По русским меркам она не казалась маленькой -- рост метр шестьдесят;
белолица, полновата. У нее были светлые волосы цвета речной воды, которые
всю жизнь она коротко стригла, и серые глаза. Ей особенно нравилось, что я
унаследовал ее прямой, почти римский нос, а не загнутый величественный
отцовский клюв, который она находила совершенно обворожительным. "Ах, этот
клюв! -- начинала она, тщательно разделяя речь паузами. -- Такие клювы, --
пауза, -- продаются на небесах, -- пауза, -- шесть рублей за штуку". Хотя и
напоминавший один из профилей Сфорцы у Пьеро делла Франчески, клюв был
недвусмысленно еврейский, и она имела причины радоваться, что мне он не
достался.
Несмотря на девичью фамилию (сохраненную ею в браке), пятый пункт играл
в ее случае меньшую роль, чем водится, из-за внешности. Она была определенно
очень привлекательна североевропейским, я бы сказал, прибалтийским обликом.
В некотором смысле это было милостью судьбы: у нее не возникало проблем с
устройством на работу. Зато она и работала всю сознательную жизнь.
По-видимому, не сумев замаскировать свое мелкобуржуазное происхождение, она
вынуждена была отказаться от всякой надежды на высшее образование и
прослужить всю жизнь в различных конторах секретарем или бухгалтером. Война
принесла перемены: она стала переводчиком в лагере для немецких
военнопленных, получив звание младшего лейтенанта в войсках МВД. После
капитуляции Германии ей было предложено повышение и карьера в системе этого
министерства. Не сгорая от желания вступить в партию, она отказалась и
вернулась к сметам и счетам. "Не хочу приветствовать мужа первой, -- сказала
она начальству, -- и превращать гардероб в арсенал".
-==29==-
Мы звали ее Маруся, Маня, Манечка (уменьшительные имена,
употреблявшиеся ее сестрами и моим отцом) и Мася или Киса -- мои
изобретения. С годами последние два получили большее хождение, и даже отец
стал обращаться к ней таким образом. За исключением Кисы все они были
ласкательными производными от ее имени Мария.
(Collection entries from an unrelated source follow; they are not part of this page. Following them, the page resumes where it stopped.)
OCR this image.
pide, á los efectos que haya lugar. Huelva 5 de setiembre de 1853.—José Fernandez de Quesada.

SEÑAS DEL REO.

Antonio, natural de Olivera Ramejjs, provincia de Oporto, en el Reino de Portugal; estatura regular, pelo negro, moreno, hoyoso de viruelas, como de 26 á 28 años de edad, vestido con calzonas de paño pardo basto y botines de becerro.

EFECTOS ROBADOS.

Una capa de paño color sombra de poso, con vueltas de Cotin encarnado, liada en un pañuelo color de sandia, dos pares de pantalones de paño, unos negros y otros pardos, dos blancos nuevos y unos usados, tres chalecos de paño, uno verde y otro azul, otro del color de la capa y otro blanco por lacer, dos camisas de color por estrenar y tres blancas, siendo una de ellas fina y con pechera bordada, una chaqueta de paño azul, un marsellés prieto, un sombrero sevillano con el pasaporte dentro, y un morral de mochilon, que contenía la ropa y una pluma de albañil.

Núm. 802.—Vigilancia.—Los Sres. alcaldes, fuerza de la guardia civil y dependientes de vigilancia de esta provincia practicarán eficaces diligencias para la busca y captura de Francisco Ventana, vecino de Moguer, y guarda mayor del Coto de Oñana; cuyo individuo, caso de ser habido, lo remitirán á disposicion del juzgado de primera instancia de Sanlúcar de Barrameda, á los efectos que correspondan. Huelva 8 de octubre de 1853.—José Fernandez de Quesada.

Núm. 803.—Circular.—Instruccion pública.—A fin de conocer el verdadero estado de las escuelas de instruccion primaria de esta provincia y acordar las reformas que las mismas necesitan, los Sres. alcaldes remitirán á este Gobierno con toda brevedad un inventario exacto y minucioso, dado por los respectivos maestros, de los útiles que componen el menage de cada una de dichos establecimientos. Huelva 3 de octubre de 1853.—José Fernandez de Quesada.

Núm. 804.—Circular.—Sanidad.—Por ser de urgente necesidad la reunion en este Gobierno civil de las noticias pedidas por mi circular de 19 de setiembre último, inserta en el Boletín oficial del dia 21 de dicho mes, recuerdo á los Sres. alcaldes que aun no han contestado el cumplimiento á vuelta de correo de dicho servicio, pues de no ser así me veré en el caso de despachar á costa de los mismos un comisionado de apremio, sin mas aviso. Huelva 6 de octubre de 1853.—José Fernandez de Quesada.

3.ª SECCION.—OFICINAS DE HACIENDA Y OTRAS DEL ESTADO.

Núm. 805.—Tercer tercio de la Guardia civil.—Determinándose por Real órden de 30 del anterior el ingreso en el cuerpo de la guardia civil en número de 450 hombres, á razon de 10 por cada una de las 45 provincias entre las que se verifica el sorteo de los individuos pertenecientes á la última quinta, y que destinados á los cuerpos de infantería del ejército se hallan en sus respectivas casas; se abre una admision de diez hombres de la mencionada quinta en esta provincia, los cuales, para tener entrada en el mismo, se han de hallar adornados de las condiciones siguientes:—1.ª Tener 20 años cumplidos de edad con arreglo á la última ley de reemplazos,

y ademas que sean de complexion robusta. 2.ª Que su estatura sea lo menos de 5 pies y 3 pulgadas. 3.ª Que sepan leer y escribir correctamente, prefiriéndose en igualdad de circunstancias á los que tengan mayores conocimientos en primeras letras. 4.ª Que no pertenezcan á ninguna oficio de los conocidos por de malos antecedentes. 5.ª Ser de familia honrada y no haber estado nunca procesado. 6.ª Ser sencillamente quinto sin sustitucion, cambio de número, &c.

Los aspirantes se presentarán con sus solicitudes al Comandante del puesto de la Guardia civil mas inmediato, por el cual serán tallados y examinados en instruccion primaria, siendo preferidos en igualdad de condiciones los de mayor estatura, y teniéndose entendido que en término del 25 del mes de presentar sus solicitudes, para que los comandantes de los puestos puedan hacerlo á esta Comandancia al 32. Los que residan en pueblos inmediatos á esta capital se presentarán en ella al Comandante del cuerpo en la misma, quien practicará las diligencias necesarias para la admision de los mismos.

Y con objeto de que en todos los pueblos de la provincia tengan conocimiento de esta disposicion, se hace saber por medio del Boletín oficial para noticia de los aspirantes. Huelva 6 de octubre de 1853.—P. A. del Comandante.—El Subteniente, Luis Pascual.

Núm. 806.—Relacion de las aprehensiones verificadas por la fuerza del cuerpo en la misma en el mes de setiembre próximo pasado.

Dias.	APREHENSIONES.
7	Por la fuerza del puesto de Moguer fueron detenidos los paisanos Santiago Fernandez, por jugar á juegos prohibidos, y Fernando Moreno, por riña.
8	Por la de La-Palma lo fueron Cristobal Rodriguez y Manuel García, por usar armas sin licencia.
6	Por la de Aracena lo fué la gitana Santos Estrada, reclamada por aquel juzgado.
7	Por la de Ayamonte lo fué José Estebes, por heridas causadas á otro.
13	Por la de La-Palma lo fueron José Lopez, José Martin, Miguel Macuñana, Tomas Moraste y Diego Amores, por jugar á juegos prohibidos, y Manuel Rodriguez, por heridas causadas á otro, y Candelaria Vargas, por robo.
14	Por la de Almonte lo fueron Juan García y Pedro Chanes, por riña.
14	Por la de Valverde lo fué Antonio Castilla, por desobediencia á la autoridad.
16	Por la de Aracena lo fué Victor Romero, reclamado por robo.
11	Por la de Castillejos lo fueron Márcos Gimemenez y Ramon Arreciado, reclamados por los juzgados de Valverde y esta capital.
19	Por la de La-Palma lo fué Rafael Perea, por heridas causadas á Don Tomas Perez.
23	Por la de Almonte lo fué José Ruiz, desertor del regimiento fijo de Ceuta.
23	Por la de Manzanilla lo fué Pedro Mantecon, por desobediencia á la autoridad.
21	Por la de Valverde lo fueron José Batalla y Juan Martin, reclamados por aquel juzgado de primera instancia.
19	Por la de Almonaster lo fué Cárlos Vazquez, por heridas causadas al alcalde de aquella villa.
Киса, эта нежная кличка кошки,
вызывала довольно долго ее сопротивление. "Не смейте называть меня так! --
восклицала она сердито. -- И вообще перестаньте пользоваться вашими
кошачьими словами. Иначе останетесь с кошачьими мозгами!"
Подразумевалась моя детская склонность растягивать на кошачий манер
определенные слова, чьи гласные располагали к такому с ними обращению.
"Мясо" было одним из таких слов, и к моим пятнадцати годам в нашей семье
стояло сплошное мяуканье. Отец оказался этому весьма подвержен, и мы стали
величать и обходиться друг с другом как "большой кот" и "маленький кот".
"Мяу", "мур-мяу" или "мур-мур-мяу" покрывали существенную часть нашего
эмоционального спектра: одобрение, сомнение, безразличие, резиньяцию,
доверие. Постепенно мать стала пользоваться ими тоже, но главным образом
дабы обозначить свою к этому непричастность.